LLMs are called “plagiarism machines” in certain circles for a reason. Ethically, LLM models are created by and (“hopefully”) generate a profit for companies whose entire business model relies on IP laws while flagrantly ignoring those same IP laws to create those LLMs. Even if we solve all the other problems, we still have that to deal with. Do we admit that large corporations are allowed to pull a “rules for thee, but not for me” as long as we like the product enough? Do we give up all future LLM innovation by enforcing those IP laws? Or do we abolish IP laws entirely?

I’m not sure. We all have our theories, but no one knows what’s going to actually happen. Even if these large corporations lobby governments, those laws still need to be internally consistent. That’s difficult to do if you’re trying to strengthen and weaken IP laws at the same time. We haven’t even talked about how much money is being lost by these companies either. Prices will skyrocket, and no one knows whether the price to performance ratio will be adequate for LLMs to be worth using.

Will I continue using AI Agent editing? I don’t know. Maybe. Maybe not. What I do know is that I’m in a privileged position to competently use these tools. If you don’t know enough about coding, then you don’t know whether the code generated by the LLMs is working, let alone good. This also applies to developers using these tools in a language they are unfamiliar with as well.

The one thing I know is that these AI agents will be the minority of the lines of code I write. If I don’t write more lines of code than it writes for me, I will lose these skills I’ve spent years cultivating.

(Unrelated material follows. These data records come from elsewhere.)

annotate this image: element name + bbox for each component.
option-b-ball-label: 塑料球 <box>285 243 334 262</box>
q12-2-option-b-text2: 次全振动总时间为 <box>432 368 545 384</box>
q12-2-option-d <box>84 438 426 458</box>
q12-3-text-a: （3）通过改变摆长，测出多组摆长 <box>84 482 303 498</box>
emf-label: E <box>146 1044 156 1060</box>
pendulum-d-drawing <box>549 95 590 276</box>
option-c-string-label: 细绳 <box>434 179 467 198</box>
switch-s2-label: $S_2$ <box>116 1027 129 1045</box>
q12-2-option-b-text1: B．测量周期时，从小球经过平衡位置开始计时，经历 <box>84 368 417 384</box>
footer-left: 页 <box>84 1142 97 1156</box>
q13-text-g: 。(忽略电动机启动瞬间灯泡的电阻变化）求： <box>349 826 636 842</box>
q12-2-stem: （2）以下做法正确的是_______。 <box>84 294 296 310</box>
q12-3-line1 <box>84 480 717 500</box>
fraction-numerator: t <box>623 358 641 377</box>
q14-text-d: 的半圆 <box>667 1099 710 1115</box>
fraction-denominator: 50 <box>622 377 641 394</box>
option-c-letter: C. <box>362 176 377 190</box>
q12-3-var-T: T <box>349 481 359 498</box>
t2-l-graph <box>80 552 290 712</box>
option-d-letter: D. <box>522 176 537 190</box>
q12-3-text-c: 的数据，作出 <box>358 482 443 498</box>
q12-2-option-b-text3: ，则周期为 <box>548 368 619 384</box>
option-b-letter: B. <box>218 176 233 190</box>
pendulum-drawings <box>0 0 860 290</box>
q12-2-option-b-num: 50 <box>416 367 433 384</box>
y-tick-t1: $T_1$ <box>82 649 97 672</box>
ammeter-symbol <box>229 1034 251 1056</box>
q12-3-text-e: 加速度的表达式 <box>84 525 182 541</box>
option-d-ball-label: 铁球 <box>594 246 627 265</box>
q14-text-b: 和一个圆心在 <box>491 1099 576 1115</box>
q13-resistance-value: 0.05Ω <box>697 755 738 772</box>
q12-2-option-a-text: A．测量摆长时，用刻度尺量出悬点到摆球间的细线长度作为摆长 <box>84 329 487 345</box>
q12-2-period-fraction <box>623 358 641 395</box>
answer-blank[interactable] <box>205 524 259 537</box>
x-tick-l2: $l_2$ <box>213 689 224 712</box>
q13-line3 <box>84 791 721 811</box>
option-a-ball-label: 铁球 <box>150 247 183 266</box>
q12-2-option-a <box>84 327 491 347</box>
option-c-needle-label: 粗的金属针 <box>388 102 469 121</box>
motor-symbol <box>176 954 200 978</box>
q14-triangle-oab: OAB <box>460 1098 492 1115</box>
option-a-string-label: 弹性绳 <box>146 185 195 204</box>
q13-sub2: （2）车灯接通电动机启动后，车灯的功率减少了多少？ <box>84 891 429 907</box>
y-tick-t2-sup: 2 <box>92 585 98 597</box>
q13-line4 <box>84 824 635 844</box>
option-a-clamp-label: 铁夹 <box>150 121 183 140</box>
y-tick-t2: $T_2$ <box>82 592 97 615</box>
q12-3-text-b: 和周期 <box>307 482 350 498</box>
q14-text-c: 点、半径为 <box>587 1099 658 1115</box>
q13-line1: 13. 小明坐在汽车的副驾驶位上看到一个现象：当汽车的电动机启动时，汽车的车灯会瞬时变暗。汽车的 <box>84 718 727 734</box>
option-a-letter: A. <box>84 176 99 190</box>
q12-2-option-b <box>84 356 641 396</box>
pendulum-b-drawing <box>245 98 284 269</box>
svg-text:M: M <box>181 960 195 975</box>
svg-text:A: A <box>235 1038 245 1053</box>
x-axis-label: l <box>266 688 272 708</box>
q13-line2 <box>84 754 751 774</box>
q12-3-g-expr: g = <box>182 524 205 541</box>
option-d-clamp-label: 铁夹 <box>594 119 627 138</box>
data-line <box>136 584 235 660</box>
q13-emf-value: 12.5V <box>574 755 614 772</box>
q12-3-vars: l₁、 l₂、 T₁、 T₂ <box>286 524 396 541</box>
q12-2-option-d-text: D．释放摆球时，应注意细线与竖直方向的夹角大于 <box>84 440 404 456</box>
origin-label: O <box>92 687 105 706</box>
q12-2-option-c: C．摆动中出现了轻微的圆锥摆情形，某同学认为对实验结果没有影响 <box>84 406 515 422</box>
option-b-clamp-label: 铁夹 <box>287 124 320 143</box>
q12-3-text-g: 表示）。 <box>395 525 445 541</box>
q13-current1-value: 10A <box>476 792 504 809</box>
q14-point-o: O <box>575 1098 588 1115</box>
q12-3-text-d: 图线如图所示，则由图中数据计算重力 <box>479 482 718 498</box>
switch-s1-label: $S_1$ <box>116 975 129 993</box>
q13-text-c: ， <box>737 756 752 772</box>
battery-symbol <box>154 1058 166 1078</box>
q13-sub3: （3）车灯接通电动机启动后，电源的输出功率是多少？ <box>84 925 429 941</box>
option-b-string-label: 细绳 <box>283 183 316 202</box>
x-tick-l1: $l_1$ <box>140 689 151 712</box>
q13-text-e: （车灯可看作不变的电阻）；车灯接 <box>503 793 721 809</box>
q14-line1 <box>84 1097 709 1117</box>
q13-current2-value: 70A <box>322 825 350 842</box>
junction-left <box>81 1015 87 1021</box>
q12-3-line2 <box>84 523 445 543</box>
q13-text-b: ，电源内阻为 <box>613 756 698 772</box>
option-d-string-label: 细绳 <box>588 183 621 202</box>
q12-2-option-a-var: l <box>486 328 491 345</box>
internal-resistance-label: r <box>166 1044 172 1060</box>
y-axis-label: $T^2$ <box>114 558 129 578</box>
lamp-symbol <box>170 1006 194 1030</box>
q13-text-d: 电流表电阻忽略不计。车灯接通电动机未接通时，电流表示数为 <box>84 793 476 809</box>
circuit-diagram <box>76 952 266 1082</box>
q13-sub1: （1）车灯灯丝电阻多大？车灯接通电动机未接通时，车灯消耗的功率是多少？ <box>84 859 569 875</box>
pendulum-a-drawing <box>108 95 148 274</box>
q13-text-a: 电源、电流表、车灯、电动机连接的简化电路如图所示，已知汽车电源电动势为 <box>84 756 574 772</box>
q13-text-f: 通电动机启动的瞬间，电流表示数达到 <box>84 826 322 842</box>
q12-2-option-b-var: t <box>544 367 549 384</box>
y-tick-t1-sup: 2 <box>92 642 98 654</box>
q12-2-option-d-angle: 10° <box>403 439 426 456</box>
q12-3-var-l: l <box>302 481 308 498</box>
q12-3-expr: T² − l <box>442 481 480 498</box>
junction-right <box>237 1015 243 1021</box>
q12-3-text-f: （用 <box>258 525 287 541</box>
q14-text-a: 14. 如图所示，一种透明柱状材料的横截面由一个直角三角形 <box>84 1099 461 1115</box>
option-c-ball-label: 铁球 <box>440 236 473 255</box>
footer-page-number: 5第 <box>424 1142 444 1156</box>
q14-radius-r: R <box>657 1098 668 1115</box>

While I’m linking it for the sake of integrity, I want to be clear that giving any attention to this is the wrong thing to do.
And good Vim modes.
Yes, I know go vet is not testing, but I’ve been putting off writing a test suite for this blog for…a while.
Quick note, LLMs cannot “decide” anything. All they do is take in input and then spit it pseudo-random output. Sure, that pseudo-random output has been tuned to look like thoughts and decisions, but it’s not. LLMs are far more similar to the iOS keyboard’s autocomplete than actual intelligence.
For the unaware, go-playground/validator considers a field missing if it’s the zero value for a type. An empty string for a variable of type string would be missing, but an empty string for a variable of type *string would not be, because the zero value for *string is nil.